Take the pregnancy test together
A pregnancy test marks the start of your pregnancy journey, and discovering the news together gives both parents an equal start. Then you can be happy, sad or surprised together and not separately.

"I always felt we were sharing the pregnancy, that it was both of our business. After all, both parents are expecting the baby, even though only one of them must bear the physical pain."

– Lisa, mother to Adrian, 3 years and Ines, 6 months.

Give the baby a nickname

It can be hard to think of the foetus inside your tummy as an actual living baby. Giving the baby a nickname can help you develop an emotional bond. You and your partner have created a little person together. While the baby is developing, it's important for the two of you to talk about everything to do with your future family. It's easier to imagine and talk about someone who has a name.

"Start thinking of the baby as a real, living person. It can help to give the baby a nickname, talk to it about what's going on, write it a letter or imagine it in different future situations."

– Ingrid Svensson, child psychologist.

Share your worries during the pregnancy
Share your life, baby, breakfast and bed. But as future parents, it's also good to share your worries and any difficult thoughts and feelings. Talk to each other about what you're feeling, thinking, reading and worrying about in your role as parents. Sometimes two shared worries can cancel each other out.
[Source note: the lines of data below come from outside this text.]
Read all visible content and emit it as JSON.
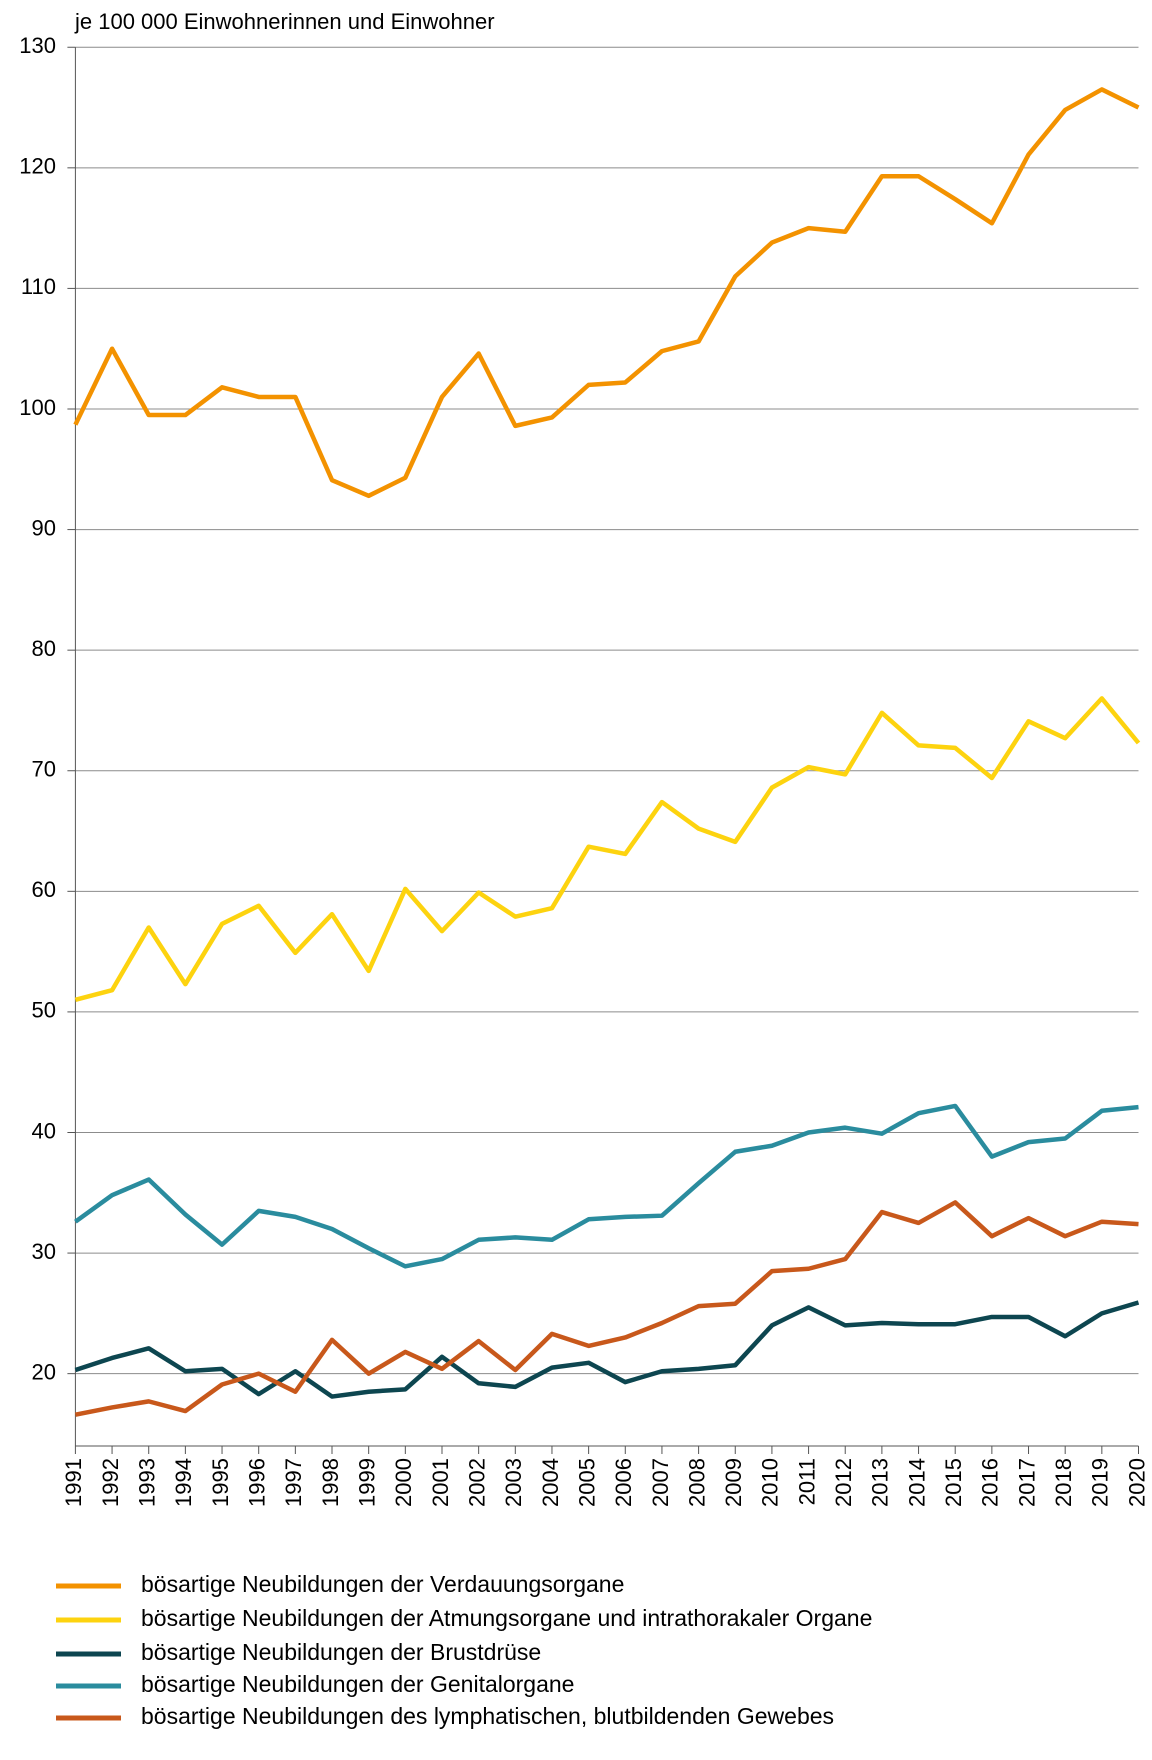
{
  "chart_data": {
    "type": "line",
    "y_axis_label": "je 100 000 Einwohnerinnen und Einwohner",
    "x": [
      1991,
      1992,
      1993,
      1994,
      1995,
      1996,
      1997,
      1998,
      1999,
      2000,
      2001,
      2002,
      2003,
      2004,
      2005,
      2006,
      2007,
      2008,
      2009,
      2010,
      2011,
      2012,
      2013,
      2014,
      2015,
      2016,
      2017,
      2018,
      2019,
      2020
    ],
    "xlim": [
      1991,
      2020
    ],
    "xticks": [
      1991,
      1992,
      1993,
      1994,
      1995,
      1996,
      1997,
      1998,
      1999,
      2000,
      2001,
      2002,
      2003,
      2004,
      2005,
      2006,
      2007,
      2008,
      2009,
      2010,
      2011,
      2012,
      2013,
      2014,
      2015,
      2016,
      2017,
      2018,
      2019,
      2020
    ],
    "ylim": [
      14,
      130
    ],
    "yticks": [
      20,
      30,
      40,
      50,
      60,
      70,
      80,
      90,
      100,
      110,
      120,
      130
    ],
    "grid": true,
    "legend": "bottom",
    "series": [
      {
        "name": "bösartige Neubildungen der Verdauungsorgane",
        "color": "#f39200",
        "values": [
          98.7,
          105,
          99.5,
          99.5,
          101.8,
          101,
          101,
          94.1,
          92.8,
          94.3,
          101,
          104.6,
          98.6,
          99.3,
          102,
          102.2,
          104.8,
          105.6,
          111,
          113.8,
          115,
          114.7,
          119.3,
          119.3,
          117.4,
          115.4,
          121.1,
          124.8,
          126.5,
          125
        ]
      },
      {
        "name": "bösartige Neubildungen der Atmungsorgane und intrathorakaler Organe",
        "color": "#fdd30f",
        "values": [
          51,
          51.8,
          57,
          52.3,
          57.3,
          58.8,
          54.9,
          58.1,
          53.4,
          60.2,
          56.7,
          59.9,
          57.9,
          58.6,
          63.7,
          63.1,
          67.4,
          65.2,
          64.1,
          68.6,
          70.3,
          69.7,
          74.8,
          72.1,
          71.9,
          69.4,
          74.1,
          72.7,
          76,
          72.3
        ]
      },
      {
        "name": "bösartige Neubildungen der Brustdrüse",
        "color": "#0d4650",
        "values": [
          20.3,
          21.3,
          22.1,
          20.2,
          20.4,
          18.3,
          20.2,
          18.1,
          18.5,
          18.7,
          21.4,
          19.2,
          18.9,
          20.5,
          20.9,
          19.3,
          20.2,
          20.4,
          20.7,
          24,
          25.5,
          24,
          24.2,
          24.1,
          24.1,
          24.7,
          24.7,
          23.1,
          25,
          25.9
        ]
      },
      {
        "name": "bösartige Neubildungen der Genitalorgane",
        "color": "#2a8c9e",
        "values": [
          32.6,
          34.8,
          36.1,
          33.2,
          30.7,
          33.5,
          33,
          32,
          30.4,
          28.9,
          29.5,
          31.1,
          31.3,
          31.1,
          32.8,
          33,
          33.1,
          35.8,
          38.4,
          38.9,
          40,
          40.4,
          39.9,
          41.6,
          42.2,
          38,
          39.2,
          39.5,
          41.8,
          42.1
        ]
      },
      {
        "name": "bösartige Neubildungen des lymphatischen, blutbildenden Gewebes",
        "color": "#c8581b",
        "values": [
          16.6,
          17.2,
          17.7,
          16.9,
          19.1,
          20,
          18.5,
          22.8,
          20,
          21.8,
          20.4,
          22.7,
          20.3,
          23.3,
          22.3,
          23,
          24.2,
          25.6,
          25.8,
          28.5,
          28.7,
          29.5,
          33.4,
          32.5,
          34.2,
          31.4,
          32.9,
          31.4,
          32.6,
          32.4
        ]
      }
    ]
  }
}
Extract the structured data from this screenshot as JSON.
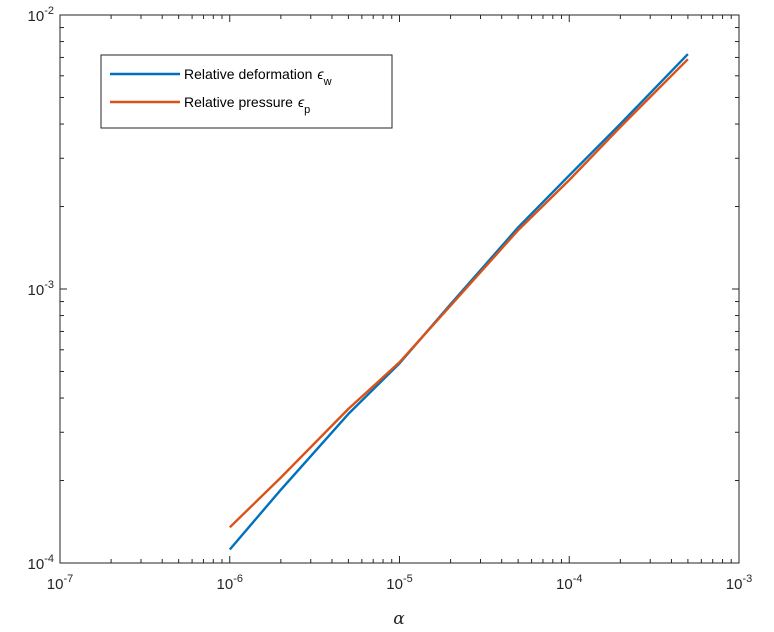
{
  "chart_data": {
    "type": "line",
    "xscale": "log",
    "yscale": "log",
    "xlim": [
      1e-07,
      0.001
    ],
    "ylim": [
      0.0001,
      0.01
    ],
    "xlabel": "α",
    "ylabel": "",
    "title": "",
    "grid": false,
    "legend_position": "top-left",
    "x_ticks": [
      {
        "base": "10",
        "exp": "-7",
        "value": 1e-07
      },
      {
        "base": "10",
        "exp": "-6",
        "value": 1e-06
      },
      {
        "base": "10",
        "exp": "-5",
        "value": 1e-05
      },
      {
        "base": "10",
        "exp": "-4",
        "value": 0.0001
      },
      {
        "base": "10",
        "exp": "-3",
        "value": 0.001
      }
    ],
    "y_ticks": [
      {
        "base": "10",
        "exp": "-4",
        "value": 0.0001
      },
      {
        "base": "10",
        "exp": "-3",
        "value": 0.001
      },
      {
        "base": "10",
        "exp": "-2",
        "value": 0.01
      }
    ],
    "series": [
      {
        "name": "Relative deformation",
        "symbol": "ϵ",
        "subscript": "w",
        "color": "#0072BD",
        "x": [
          1e-06,
          2e-06,
          5e-06,
          1e-05,
          2e-05,
          5e-05,
          0.0001,
          0.0002,
          0.0005
        ],
        "y": [
          0.000112,
          0.000185,
          0.00035,
          0.000535,
          0.00088,
          0.00168,
          0.0026,
          0.004,
          0.0072
        ]
      },
      {
        "name": "Relative pressure",
        "symbol": "ϵ",
        "subscript": "p",
        "color": "#D95319",
        "x": [
          1e-06,
          2e-06,
          5e-06,
          1e-05,
          2e-05,
          5e-05,
          0.0001,
          0.0002,
          0.0005
        ],
        "y": [
          0.000135,
          0.000205,
          0.000365,
          0.00054,
          0.00087,
          0.00164,
          0.0025,
          0.0039,
          0.0069
        ]
      }
    ]
  }
}
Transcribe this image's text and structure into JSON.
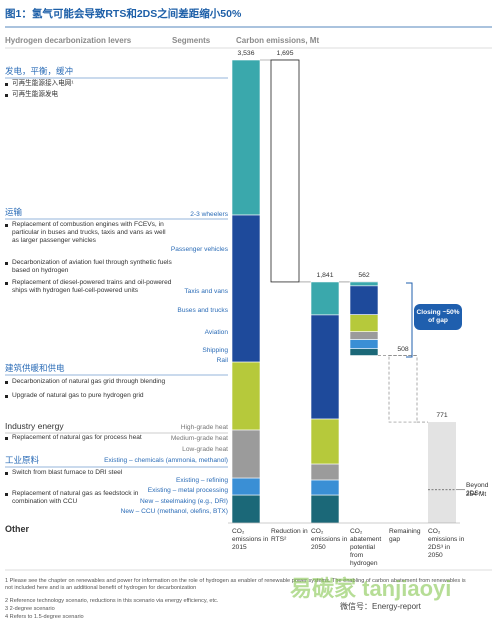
{
  "title": "图1：氢气可能会导致RTS和2DS之间差距缩小50%",
  "chart_data": {
    "type": "waterfall",
    "headers": [
      "Hydrogen decarbonization levers",
      "Segments",
      "Carbon emissions, Mt"
    ],
    "categories": [
      "CO₂ emissions in 2015",
      "Reduction in RTS²",
      "CO₂ emissions in 2050",
      "CO₂ abatement potential from hydrogen",
      "Remaining gap",
      "CO₂ emissions in 2DS³ in 2050"
    ],
    "measure": [
      "total",
      "decrease",
      "total",
      "decrease",
      "decrease",
      "total"
    ],
    "totals": [
      3536,
      1695,
      1841,
      562,
      508,
      771
    ],
    "value_labels": [
      "3,536",
      "1,695",
      "1,841",
      "562",
      "508",
      "771"
    ],
    "series": [
      {
        "name": "发电，平衡，缓冲",
        "color": "#3aa8ac",
        "values": [
          1184,
          null,
          252,
          30,
          null,
          null
        ],
        "levers": [
          "可再生能源接入电网¹",
          "可再生能源发电"
        ],
        "segments": []
      },
      {
        "name": "运输",
        "color": "#1e4a9b",
        "values": [
          1123,
          null,
          795,
          220,
          null,
          null
        ],
        "levers": [
          "Replacement of combustion engines with FCEVs, in particular in buses and trucks, taxis and vans as well as larger passenger vehicles",
          "Decarbonization of aviation fuel through synthetic fuels based on hydrogen",
          "Replacement of diesel-powered trains and oil-powered ships with hydrogen fuel-cell-powered units"
        ],
        "segments": [
          "2-3 wheelers",
          "Passenger vehicles",
          "Taxis and vans",
          "Buses and trucks",
          "Aviation",
          "Shipping",
          "Rail"
        ]
      },
      {
        "name": "建筑供暖和供电",
        "color": "#b6c93b",
        "values": [
          519,
          null,
          344,
          130,
          null,
          null
        ],
        "levers": [
          "Decarbonization of natural gas grid through blending",
          "Upgrade of natural gas to pure hydrogen grid"
        ],
        "segments": []
      },
      {
        "name": "Industry energy",
        "color": "#9b9b9b",
        "values": [
          367,
          null,
          122,
          60,
          null,
          null
        ],
        "levers": [
          "Replacement of natural gas for process heat"
        ],
        "segments": [
          "High-grade heat",
          "Medium-grade heat",
          "Low-grade heat"
        ]
      },
      {
        "name": "工业原料",
        "color": "#3a8fd5",
        "values": [
          130,
          null,
          115,
          70,
          null,
          null
        ],
        "levers": [
          "Switch from blast furnace to DRI steel",
          "Replacement of natural gas as feedstock in combination with CCU"
        ],
        "segments": [
          "Existing – chemicals (ammonia, methanol)",
          "Existing – refining",
          "Existing – metal processing",
          "New – steelmaking (e.g., DRI)",
          "New – CCU (methanol, olefins, BTX)"
        ]
      },
      {
        "name": "Other",
        "color": "#1b6878",
        "values": [
          213,
          null,
          213,
          52,
          null,
          null
        ],
        "levers": [],
        "segments": []
      }
    ],
    "callout": "Closing ~50% of gap",
    "beyond_2ds": {
      "label": "Beyond 2DS⁴:",
      "value": 254,
      "value_label": "254 Mt"
    }
  },
  "footnotes": [
    "1 Please see the chapter on renewables and power for information on the role of hydrogen as enabler of renewable power systems. The enabling of carbon abatement from renewables is not included here and is an additional benefit of hydrogen for decarbonization",
    "2 Reference technology scenario, reductions in this scenario via energy efficiency, etc.",
    "3 2-degree scenario",
    "4 Refers to 1.5-degree scenario"
  ],
  "watermark": [
    "易碳家 tanjiaoyi",
    "微信号：Energy-report"
  ]
}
"I sometimes felt alone with my worries during pregnancy. By talking about it, I was seeking confirmation that it was okay to be worried."

– Sharon, mother to Billie, 8 months.

Write a birth plan together

A birth plan is a tool for you and your midwife. In the heat of labour, it might feel as if nobody understands you. By writing a birth plan together, you specify what you want to happen during labour and delivery. For instance what type of anaesthetic you want, any worries you may have and whether you want to cut the umbilical chord yourselves. These are your decisions to make, and writing them down in advance minimises surprises and allows you to feel more in control during labour.   

"I advise everybody to write a birth plan, however silly your preferences might seem to you. It's your childbirth, it's your choice."

– A parent at Libero's Parents' Talk.

Your clinic should feel right for you

Midwives, receptionists, doctors, psychologists. You'll meet many people during your pregnancy, and it's important how they treat you. It should feel right. This feeing that things are 'right' should just be there, and should never go away at any time. It's a gut feeling and it usually comes down to personal chemistry. If it feels 'wrong', consider looking for someone else to guide you through pregnancy and make you both feel safe and included.

"We advise all parents to change clinics if they're not happy with their midwife. That's what we did when we were expecting Billie. During our first pregnancy, the midwife practically ignored me. And there were no books or information in the waiting room for the non-pregnant partner." – Marcus, father of Billie, 8 months.